I am having trouble with converting my dataframe to a dataset in Spark (2.2.1) Scala (2.11.8)
Basically, I am attempting an aggregation that collects the left dataset into a list. I am doing this step all over the place using case classes and tuples. I don't want to rewrite the same routine over and over again so i decided to refactor the step into this method:
def collectUsingGenerics[L <: Product : Encoder,R <: Product : Encoder](
left: Dataset[L],
right: Dataset[R],
joinCol: Column,
groupCol: Column): Dataset[(L,List[R])] = {
import left.sparkSession.implicits._
import org.apache.spark.sql.functions._
val result = left
.join(right, joinCol)
.select(
groupCol.as("groupCol"),
struct(left("*")).as("_1"),
struct(right("*")).as("_2"))
.groupBy($"groupCol")
.agg(
first($"_1").as("_1"),
collect_list($"_2").as("_2")
)
.drop($"groupCol")
//This does not Work!!!
result.as[(L,List[R])]
}
The Unit Test:
"collectUsingGenerics" should "collect the right-side Dataset" in {
val left = spark.createDataset(Seq(
(1, "Left 1"),
(2, "Left 2")
))
val right = spark.createDataset(Seq(
(101, 1, "Right 1"),
(102, 1, "Right 2"),
(103, 2, "Right 3")
))
val collectedDataset = Transformations.collectUsingGenerics[(Int, String), (Int, Int, String)](left, right, left("_1") === right("_2"), left("_1"))
.collect()
.sortBy(_._1._1)
val data1 = collectedDataset(0)
data1._1 should be (1, "Left 1")
data1._2 should contain only((101, 1, "Right 1"), (102, 1, "Right 2"))
}
The problem is, I can't compile this due to missing encoders:
Unable to find encoder for type stored in a Dataset.
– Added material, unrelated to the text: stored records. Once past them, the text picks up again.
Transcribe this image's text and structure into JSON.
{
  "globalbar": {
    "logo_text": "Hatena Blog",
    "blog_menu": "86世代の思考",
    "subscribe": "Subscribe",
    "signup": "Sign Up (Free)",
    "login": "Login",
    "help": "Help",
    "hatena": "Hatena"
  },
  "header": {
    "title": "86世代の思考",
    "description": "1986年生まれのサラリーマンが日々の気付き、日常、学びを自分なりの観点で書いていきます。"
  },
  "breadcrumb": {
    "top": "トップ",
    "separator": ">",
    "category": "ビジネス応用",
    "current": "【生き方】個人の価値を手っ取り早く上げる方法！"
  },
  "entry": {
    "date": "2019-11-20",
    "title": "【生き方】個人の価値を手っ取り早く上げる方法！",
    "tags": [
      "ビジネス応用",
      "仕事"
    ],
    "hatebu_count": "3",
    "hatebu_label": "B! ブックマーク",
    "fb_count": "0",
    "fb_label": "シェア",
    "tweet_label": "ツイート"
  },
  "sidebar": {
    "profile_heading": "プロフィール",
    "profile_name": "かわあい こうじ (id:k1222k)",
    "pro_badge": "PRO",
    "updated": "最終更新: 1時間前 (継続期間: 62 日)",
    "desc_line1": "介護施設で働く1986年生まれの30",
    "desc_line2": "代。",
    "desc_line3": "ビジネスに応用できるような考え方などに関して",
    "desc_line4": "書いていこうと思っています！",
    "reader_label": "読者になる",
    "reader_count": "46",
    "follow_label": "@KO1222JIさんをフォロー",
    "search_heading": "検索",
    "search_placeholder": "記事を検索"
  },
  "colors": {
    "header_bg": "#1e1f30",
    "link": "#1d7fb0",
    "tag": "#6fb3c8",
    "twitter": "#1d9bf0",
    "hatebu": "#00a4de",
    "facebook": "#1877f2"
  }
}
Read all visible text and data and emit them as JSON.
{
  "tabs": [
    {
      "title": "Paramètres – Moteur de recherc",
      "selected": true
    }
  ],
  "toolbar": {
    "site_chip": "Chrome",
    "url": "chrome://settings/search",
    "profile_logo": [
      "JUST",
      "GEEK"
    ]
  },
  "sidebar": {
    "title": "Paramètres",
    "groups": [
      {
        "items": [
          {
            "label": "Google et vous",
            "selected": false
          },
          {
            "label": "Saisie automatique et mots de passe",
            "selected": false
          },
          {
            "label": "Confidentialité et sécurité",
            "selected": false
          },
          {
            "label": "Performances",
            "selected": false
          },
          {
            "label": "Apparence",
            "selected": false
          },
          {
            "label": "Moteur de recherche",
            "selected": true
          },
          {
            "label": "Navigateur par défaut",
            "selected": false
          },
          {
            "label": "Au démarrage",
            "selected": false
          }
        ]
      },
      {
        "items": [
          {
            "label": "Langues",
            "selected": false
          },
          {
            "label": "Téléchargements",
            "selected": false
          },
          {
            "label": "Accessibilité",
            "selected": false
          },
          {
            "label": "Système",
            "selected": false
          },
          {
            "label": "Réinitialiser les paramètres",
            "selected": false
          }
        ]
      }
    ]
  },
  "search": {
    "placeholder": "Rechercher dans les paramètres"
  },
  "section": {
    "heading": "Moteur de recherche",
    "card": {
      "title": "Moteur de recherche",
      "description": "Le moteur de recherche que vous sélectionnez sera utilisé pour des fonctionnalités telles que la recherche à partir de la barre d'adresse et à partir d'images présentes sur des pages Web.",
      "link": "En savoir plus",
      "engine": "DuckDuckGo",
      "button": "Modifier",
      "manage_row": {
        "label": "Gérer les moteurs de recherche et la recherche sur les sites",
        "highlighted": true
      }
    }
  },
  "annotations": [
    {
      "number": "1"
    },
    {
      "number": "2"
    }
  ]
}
Primitive types (Int, String, etc) and Product types (case classes) are supported by importing spark.implicits._ Support for serializing other types will be added in future releases.
[error] result.as[(L,List[R])]
[error] ^
[error] one error found
[error] (Compile / compileIncremental) Compilation failed
I was under the impression that importing spark.implicits._ is enough to generate encoders for tuple and case classes, as well as primitive types. Did I miss something?